La okupación vuelve a ser el origen de la delincuencia en Cataluña: detenido por 16 robos en domicilios
La advertencia estaba ahí: la okupación genera 'zonas de confort criminal' que después son difíciles de combatir
La inseguridad vuelve a golpear al barrio del Carmel, en Barcelona. Los Mossos han detenido a un hombre de 37 años acusado de cometer 16 robos con fuerza en viviendas, cinco de ellos en grado de tentativa. El sospechoso, conocido por su actividad frenética y 19 detenciones previas, utilizaba pisos okupados como refugio para ocultarse y preparar nuevos asaltos.
Los hechos se produjeron entre el 11 de septiembre y el 30 de octubre, cuando el ladrón asaltaba domicilios del Carmel trepando por las fachadas para acceder por balcones o ventanas. Robaba joyas, dinero en efectivo y objetos electrónicos, con un botín que la policía estima en unos 6.000 euros.

El operativo se cerró el 30 de octubre, cuando los agentes de la comisaría de Horta-Guinardó lo sorprendieron in fraganti tras dos nuevos robos. El arresto se produjo en la calle Sigüenza y el sospechoso pasó a disposición judicial el 1 de noviembre.
La policía le atribuye también un robo con violencia en domicilio, otro en la vía pública, una violación de domicilio, un hurto y una estafa con tarjeta bancaria. En total, una trayectoria delictiva que, según los Mossos, demuestra un patrón de multirreincidencia sin freno.
Pisos okupados como base delictiva
El caso ha reabierto el debate sobre el uso de viviendas okupadas como centros de operaciones delictivas, un fenómeno cada vez más extendido en Cataluña. Según la nota oficial de los Mossos, el detenido “entraba a robar en casas habitadas aprovechando la cobertura que le daban personas conocidas que residían en pisos con ocupación delictiva”.

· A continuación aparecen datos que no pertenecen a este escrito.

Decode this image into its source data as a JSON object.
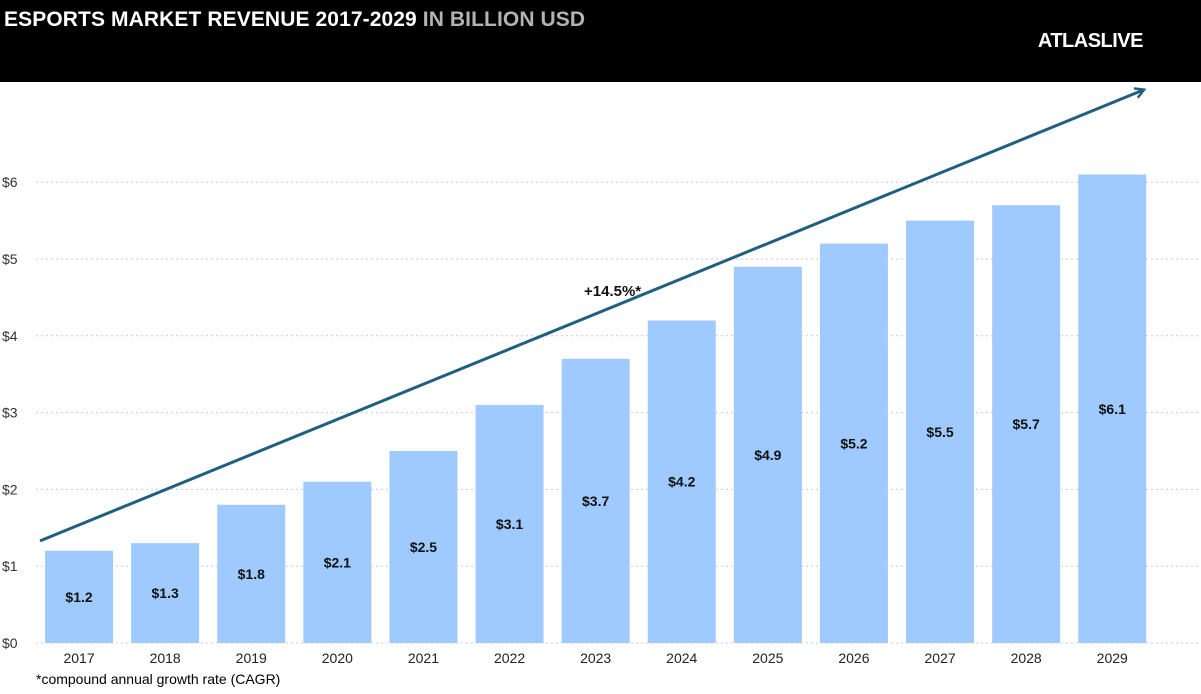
{
  "header": {
    "title_main": "ESPORTS MARKET REVENUE 2017-2029",
    "title_unit": "IN BILLION USD",
    "logo": "ATLASLIVE"
  },
  "colors": {
    "header_bg": "#000000",
    "bar": "#9fcaff",
    "trend_arrow": "#1f5f7f",
    "grid": "#cccccc"
  },
  "chart_data": {
    "type": "bar",
    "categories": [
      "2017",
      "2018",
      "2019",
      "2020",
      "2021",
      "2022",
      "2023",
      "2024",
      "2025",
      "2026",
      "2027",
      "2028",
      "2029"
    ],
    "values": [
      1.2,
      1.3,
      1.8,
      2.1,
      2.5,
      3.1,
      3.7,
      4.2,
      4.9,
      5.2,
      5.5,
      5.7,
      6.1
    ],
    "data_labels": [
      "$1.2",
      "$1.3",
      "$1.8",
      "$2.1",
      "$2.5",
      "$3.1",
      "$3.7",
      "$4.2",
      "$4.9",
      "$5.2",
      "$5.5",
      "$5.7",
      "$6.1"
    ],
    "y_ticks": [
      0,
      1,
      2,
      3,
      4,
      5,
      6
    ],
    "y_tick_labels": [
      "$0",
      "$1",
      "$2",
      "$3",
      "$4",
      "$5",
      "$6"
    ],
    "ylim": [
      0,
      6.1
    ],
    "grid": true,
    "legend": "none",
    "annotation": "+14.5%*",
    "trend_line": {
      "from": [
        2017,
        1.33
      ],
      "to": [
        2029,
        7.2
      ]
    },
    "footnote": "*compound annual growth rate (CAGR)"
  }
}
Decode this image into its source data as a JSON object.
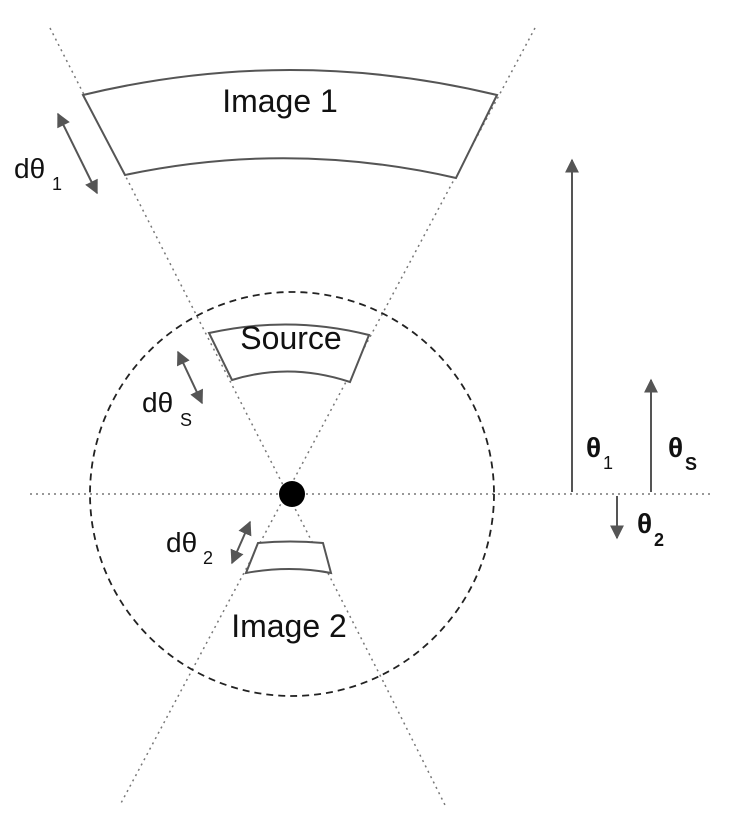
{
  "labels": {
    "image1": "Image 1",
    "source": "Source",
    "image2": "Image 2",
    "d_theta_1": "dθ",
    "d_theta_1_sub": "1",
    "d_theta_s": "dθ",
    "d_theta_s_sub": "S",
    "d_theta_2": "dθ",
    "d_theta_2_sub": "2",
    "theta_1": "θ",
    "theta_1_sub": "1",
    "theta_s": "θ",
    "theta_s_sub": "S",
    "theta_2": "θ",
    "theta_2_sub": "2"
  },
  "colors": {
    "line": "#555555",
    "dashed": "#222222",
    "lens": "#000000",
    "dotted": "#777777"
  }
}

Estos inmuebles funcionaban como puntos de paso y refugios temporales, lo que dificultaba la labor policial y retrasaba su identificación. Es decir, estamos ante un caso claro de lo que E-Notícies, haciéndose eco de expertos en la materia, se explicaba como "zonas de confort criminal".
El patrón detectado en el Carmel es similar al de otros barrios barceloneses donde la okupación se ha convertido en un foco de delincuencia organizada y reincidente. Vecinos del distrito denuncian que muchos pisos okupados terminan siendo utilizados por ladrones y traficantes.

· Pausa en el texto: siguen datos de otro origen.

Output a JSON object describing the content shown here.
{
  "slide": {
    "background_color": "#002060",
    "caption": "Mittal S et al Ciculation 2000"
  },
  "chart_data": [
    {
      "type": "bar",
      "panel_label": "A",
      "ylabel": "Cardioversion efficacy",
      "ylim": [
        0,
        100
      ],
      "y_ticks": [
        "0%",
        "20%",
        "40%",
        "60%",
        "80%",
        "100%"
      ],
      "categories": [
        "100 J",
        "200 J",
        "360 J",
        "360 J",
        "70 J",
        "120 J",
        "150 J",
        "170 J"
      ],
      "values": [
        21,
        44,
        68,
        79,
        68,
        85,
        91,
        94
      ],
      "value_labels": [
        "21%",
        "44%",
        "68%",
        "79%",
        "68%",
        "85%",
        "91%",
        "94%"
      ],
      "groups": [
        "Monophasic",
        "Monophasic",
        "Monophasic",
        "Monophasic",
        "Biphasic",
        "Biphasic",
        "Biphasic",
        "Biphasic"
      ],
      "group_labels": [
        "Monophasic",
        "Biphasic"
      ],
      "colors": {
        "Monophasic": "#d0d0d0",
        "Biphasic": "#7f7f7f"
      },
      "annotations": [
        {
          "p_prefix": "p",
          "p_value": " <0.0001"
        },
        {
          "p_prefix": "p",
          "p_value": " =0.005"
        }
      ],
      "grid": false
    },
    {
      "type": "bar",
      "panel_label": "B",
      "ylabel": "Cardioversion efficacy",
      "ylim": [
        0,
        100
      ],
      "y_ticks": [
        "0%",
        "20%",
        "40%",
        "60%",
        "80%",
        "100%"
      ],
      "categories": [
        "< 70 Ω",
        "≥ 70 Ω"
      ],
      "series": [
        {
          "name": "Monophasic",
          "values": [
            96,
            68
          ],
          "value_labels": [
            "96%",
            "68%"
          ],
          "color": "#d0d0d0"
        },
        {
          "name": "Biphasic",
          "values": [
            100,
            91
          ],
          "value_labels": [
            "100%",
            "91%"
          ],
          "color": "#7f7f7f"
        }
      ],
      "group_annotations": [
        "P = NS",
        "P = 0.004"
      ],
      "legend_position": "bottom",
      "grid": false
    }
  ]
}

El debate sobre la multirreincidencia
La detención de este criminal vuelve a poner sobre la mesa el fracaso de las políticas contra la multirreincidencia. Con casi una veintena de detenciones a sus espaldas, el delincuente seguía en libertad y continuaba operando en la misma zona.
En barrios como el Carmel, donde los robos en viviendas se repiten cada semana, la sensación de impunidad es generalizada. Las asociaciones vecinales reclaman más presencia policial y una reforma penal efectiva para frenar a los reincidentes y recuperar la seguridad en las calles.